据信，镰状细胞病 (SCD) 患者的大部分临床变异可能是由于 遗传决定的，源于与基本相互作用的“上位”基因的共同遗传 镰状缺陷来改变疾病的病理生理学。我们最近进行了一项初步研究，比较了 对 103 名儿童中几种常见血型多态性与 SCD 严重程度的遗传情况进行了研究，发现 Lewis 阴性 Le(a-b-) 表型与 2 倍高的住院率相关 与 Le(a+b-) 和 Le(a-b+) 患者相比，SCD 相关并发症。 Le(a-b-) 表型也 已知与缺血性心脏病 (IHD) 风险增加 2 倍相关。目前还没有机制 已被确定，但我们假设 Lewis RBC 表型与 SCD 之间的关联 严重程度可能是由血浆唾液酸 I-Lewisa (sLea) 水平的差异介导的，唾液酸 I-Lewisa 是一种高亲和力 选择素配体。

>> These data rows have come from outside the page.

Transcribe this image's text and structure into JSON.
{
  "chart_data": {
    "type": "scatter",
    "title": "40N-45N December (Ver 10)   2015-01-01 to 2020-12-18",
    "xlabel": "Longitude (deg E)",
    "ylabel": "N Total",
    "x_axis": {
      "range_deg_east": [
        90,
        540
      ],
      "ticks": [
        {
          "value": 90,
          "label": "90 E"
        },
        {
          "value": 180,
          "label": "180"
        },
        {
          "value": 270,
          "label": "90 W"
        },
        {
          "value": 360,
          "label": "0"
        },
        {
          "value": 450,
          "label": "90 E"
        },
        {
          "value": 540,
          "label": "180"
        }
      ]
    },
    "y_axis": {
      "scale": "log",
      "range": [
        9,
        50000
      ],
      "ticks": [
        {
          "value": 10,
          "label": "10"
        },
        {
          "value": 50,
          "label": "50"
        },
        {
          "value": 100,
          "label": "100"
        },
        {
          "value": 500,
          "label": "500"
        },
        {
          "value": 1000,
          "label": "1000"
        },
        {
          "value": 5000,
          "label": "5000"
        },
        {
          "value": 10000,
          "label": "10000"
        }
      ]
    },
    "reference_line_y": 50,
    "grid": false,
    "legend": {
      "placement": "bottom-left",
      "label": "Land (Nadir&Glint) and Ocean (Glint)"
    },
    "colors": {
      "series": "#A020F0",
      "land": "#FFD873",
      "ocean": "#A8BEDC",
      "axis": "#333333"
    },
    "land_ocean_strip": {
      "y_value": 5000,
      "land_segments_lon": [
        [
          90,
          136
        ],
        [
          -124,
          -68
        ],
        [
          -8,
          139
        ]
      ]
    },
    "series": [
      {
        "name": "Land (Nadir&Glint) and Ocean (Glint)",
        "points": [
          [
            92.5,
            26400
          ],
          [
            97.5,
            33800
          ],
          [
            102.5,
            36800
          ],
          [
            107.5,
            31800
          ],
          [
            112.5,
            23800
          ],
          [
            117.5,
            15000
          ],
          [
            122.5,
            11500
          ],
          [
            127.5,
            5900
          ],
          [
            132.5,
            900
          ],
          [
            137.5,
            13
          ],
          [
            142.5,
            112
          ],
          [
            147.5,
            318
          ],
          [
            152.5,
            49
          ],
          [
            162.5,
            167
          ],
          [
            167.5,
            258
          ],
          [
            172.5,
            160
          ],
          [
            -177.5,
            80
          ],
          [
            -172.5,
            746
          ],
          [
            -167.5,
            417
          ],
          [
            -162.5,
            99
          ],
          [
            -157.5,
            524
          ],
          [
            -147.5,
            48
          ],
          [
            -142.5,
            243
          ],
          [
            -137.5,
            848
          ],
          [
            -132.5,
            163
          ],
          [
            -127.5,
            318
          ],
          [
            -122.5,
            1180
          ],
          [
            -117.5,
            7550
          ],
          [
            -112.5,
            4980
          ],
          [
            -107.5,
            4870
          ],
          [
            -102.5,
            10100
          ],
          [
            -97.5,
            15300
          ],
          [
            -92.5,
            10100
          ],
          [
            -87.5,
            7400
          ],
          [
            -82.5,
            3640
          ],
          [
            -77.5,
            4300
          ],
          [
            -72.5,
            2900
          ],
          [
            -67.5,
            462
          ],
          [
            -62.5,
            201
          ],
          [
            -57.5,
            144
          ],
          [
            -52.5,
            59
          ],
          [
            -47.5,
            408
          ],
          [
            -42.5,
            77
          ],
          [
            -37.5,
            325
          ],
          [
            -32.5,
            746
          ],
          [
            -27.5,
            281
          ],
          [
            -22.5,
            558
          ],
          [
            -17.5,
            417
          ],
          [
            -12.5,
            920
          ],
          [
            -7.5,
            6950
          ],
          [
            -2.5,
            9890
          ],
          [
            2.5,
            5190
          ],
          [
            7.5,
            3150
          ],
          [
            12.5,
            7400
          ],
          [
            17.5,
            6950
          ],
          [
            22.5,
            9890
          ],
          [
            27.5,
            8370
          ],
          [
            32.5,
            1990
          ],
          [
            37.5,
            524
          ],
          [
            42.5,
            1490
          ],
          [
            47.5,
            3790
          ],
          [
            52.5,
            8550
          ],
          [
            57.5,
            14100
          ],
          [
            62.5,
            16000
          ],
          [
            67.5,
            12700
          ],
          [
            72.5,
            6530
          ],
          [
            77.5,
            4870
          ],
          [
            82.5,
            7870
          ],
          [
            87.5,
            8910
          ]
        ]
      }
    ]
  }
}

这项多中心合作研究的目标是：a) 确认我们的 对来自多个中心的较大儿童群体的初步研究结果； b) 判断是否.-_ Lewis(a-b-) 表型也与成人疾病的严重程度相关； c) 确定是否 Lewis 表型或血浆 sLea 水平可预测特定类型的并发症（例如中风、ACS）； d) 至 确定 Lewis 的作用是否独立于 HbF、β-珠蛋白单倍型和 α 地中海贫血； e) 至 寻找其他血型多态性（例如 Duffy、MNS）与 SCD 疾病严重程度之间的联系。 Lewis 抗原状态将与其他 20 种血型抗原一起通过血清学方法确定。我们将 还通过 PCR-RFLP 进行 Se 和 Le 基因分型，并通过 ELISA 定量血浆 sLea。疾病严重程度 数据将通过标准化报告表格收集并输入 CSCC 通用数据库。这是 预计将从数据库中获得许多患者的回顾性数据。参与情况 该项目中的多个中心至关重要，因为它需要收集高质量的临床数据 大量患者。鉴于我们的地区与 Le(a-b-) 相关的住院人数大幅增加 初步研究中，我们相信该标记物可能有助于作为 SCD 严重程度的早期预测因子，并且可能 帮助针对高危 SCD 患者采取积极干预措施（BMT、慢性输血）。